Breaking the Curse of Kernelization: Budgeted Stochastic Gradient Descent for Large-Scale SVM Training

Zhuang Wang, Koby Crammer, Slobodan Vucetic; 13(Oct):3103−3131, 2012.


Online algorithms that process one example at a time are advantageous when dealing with very large data or with data streams. Stochastic Gradient Descent (SGD) is such an algorithm and it is an attractive choice for online Support Vector Machine (SVM) training due to its simplicity and effectiveness. When equipped with kernel functions, similarly to other SVM learning algorithms, SGD is susceptible to the curse of kernelization that causes unbounded linear growth in model size and update time with data size. This may render SGD inapplicable to large data sets.
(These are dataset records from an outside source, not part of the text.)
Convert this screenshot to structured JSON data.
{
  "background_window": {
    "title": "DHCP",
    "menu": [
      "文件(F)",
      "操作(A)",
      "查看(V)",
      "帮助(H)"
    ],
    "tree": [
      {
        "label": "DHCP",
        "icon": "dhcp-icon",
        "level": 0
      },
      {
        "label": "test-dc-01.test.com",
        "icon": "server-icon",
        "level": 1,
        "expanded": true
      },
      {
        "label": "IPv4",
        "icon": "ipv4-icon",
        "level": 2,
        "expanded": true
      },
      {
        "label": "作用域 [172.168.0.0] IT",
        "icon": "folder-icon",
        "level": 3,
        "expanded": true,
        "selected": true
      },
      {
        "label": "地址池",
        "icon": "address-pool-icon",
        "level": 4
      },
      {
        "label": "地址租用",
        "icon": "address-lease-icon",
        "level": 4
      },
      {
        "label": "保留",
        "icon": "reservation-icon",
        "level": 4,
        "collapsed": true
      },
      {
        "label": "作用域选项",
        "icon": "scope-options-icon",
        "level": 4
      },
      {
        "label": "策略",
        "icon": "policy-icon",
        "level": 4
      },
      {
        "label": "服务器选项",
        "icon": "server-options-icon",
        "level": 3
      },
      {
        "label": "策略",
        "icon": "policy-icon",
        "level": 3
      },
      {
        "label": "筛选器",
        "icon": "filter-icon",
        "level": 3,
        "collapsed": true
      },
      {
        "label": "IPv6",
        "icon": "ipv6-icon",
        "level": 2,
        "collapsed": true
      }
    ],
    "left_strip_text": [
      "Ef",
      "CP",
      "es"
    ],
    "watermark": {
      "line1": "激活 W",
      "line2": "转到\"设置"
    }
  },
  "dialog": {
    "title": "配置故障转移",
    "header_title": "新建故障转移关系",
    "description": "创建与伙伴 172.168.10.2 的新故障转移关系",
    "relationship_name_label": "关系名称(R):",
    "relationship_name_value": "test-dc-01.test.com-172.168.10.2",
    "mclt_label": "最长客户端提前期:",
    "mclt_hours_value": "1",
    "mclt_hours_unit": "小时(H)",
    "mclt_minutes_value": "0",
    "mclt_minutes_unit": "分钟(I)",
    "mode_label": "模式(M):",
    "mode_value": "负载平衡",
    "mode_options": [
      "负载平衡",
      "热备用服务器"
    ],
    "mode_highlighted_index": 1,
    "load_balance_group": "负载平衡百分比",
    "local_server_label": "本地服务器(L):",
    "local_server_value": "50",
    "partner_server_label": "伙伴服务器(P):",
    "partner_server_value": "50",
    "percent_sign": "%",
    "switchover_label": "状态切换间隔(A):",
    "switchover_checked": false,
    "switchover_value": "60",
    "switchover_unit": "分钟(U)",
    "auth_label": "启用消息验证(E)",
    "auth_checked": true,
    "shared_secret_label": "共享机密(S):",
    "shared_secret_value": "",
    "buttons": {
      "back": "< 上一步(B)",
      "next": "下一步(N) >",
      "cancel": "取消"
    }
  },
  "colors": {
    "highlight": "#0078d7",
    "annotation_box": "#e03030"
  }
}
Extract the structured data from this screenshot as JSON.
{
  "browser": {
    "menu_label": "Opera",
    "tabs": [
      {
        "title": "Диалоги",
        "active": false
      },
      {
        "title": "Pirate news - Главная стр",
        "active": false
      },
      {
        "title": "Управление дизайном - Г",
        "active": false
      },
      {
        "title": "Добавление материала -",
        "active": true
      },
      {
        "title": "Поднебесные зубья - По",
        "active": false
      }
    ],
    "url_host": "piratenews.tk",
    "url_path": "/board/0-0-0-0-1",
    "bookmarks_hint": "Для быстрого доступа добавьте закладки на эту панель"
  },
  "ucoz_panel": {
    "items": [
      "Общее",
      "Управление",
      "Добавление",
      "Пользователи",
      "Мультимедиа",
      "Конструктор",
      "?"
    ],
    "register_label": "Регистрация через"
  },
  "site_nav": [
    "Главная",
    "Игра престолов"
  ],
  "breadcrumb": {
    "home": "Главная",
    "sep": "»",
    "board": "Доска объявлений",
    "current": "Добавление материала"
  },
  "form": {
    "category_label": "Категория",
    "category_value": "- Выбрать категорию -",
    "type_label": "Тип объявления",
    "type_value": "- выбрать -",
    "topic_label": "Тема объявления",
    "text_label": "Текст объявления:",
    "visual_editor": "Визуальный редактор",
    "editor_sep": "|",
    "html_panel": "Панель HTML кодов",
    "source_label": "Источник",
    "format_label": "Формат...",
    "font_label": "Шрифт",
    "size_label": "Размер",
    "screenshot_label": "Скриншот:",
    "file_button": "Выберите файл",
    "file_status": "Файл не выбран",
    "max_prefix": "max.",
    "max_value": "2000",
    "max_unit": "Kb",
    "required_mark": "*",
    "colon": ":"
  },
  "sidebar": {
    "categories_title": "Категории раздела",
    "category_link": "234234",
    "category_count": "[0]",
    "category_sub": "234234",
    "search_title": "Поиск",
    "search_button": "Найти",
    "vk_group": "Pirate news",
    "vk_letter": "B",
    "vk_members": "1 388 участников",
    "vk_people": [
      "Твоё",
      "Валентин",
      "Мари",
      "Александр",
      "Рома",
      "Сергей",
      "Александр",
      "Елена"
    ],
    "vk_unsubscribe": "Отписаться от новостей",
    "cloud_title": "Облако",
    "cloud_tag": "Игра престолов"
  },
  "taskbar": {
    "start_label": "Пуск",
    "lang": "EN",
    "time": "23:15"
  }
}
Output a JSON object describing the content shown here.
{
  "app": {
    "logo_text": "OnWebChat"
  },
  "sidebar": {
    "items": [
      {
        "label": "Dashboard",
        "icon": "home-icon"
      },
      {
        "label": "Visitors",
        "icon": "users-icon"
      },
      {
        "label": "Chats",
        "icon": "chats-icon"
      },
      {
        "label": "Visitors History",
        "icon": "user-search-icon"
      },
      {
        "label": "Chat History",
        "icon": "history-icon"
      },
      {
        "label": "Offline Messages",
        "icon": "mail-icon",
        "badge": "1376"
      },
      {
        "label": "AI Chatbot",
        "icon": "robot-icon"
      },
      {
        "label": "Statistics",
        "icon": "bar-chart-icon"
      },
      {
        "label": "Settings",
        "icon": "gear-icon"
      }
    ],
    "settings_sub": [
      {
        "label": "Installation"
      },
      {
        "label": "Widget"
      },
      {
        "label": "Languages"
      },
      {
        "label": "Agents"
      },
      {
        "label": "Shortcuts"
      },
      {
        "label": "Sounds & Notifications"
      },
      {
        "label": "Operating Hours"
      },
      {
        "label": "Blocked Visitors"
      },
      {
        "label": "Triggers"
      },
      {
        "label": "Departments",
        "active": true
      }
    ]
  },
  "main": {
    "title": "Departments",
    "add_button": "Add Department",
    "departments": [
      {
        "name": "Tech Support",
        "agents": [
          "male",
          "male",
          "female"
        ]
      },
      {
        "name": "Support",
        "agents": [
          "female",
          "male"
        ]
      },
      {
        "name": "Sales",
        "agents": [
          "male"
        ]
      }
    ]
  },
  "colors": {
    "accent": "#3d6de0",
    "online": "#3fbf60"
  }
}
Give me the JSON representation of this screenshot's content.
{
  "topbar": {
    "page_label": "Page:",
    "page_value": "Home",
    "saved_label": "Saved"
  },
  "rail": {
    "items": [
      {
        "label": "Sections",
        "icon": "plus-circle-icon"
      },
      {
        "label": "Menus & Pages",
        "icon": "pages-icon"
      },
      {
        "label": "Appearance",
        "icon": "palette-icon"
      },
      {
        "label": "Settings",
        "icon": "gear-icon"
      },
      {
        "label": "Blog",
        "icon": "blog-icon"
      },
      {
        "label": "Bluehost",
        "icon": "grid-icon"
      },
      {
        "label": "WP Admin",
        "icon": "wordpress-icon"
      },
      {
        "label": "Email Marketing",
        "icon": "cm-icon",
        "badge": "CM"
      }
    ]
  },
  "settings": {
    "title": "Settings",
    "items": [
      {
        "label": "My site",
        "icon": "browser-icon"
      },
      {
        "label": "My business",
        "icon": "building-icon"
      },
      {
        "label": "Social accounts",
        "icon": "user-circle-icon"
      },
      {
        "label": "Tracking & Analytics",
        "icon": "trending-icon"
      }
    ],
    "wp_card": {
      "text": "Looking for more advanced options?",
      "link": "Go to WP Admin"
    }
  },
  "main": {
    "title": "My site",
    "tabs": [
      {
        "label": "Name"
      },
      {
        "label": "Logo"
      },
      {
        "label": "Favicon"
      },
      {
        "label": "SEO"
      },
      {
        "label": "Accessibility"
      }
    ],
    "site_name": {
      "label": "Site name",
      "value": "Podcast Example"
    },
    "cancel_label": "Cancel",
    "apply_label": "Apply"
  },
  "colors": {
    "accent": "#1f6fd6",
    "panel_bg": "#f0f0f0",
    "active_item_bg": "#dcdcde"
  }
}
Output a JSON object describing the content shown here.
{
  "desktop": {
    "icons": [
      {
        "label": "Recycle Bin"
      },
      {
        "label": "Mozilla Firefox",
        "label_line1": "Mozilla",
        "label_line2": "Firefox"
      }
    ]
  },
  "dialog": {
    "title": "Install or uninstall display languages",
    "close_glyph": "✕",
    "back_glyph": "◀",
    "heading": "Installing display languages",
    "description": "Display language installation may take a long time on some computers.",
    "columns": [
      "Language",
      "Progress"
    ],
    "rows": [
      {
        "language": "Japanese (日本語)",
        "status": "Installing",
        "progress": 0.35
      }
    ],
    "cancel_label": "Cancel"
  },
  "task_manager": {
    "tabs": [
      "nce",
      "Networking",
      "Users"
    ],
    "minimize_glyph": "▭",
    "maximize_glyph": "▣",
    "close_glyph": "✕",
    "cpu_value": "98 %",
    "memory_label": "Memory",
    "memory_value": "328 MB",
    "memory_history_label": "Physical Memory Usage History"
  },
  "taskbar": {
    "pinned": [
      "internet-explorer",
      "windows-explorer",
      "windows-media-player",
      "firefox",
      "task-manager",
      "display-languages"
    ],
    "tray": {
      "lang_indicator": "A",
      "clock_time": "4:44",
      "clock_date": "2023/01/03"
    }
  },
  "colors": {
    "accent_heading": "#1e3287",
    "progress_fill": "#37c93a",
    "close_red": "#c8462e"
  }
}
We address this issue by presenting a class of Budgeted SGD (BSGD) algorithms for large-scale kernel SVM training which have constant space and constant time complexity per update. Specifically, BSGD keeps the number of support vectors bounded during training through several budget maintenance strategies. We treat the budget maintenance as a source of the gradient error, and show that the gap between the BSGD and the optimal SVM solutions depends on the model degradation due to budget maintenance. To minimize the gap, we study greedy budget maintenance methods based on removal, projection, and merging of support vectors. We propose budgeted versions of several popular online SVM algorithms that belong to the SGD family. We further derive BSGD algorithms for multi-class SVM training. Comprehensive empirical results show that BSGD achieves higher accuracy than the state-of-the-art budgeted online algorithms and comparable to non-budget algorithms, while achieving impressive computational efficiency both in time and space during training and prediction.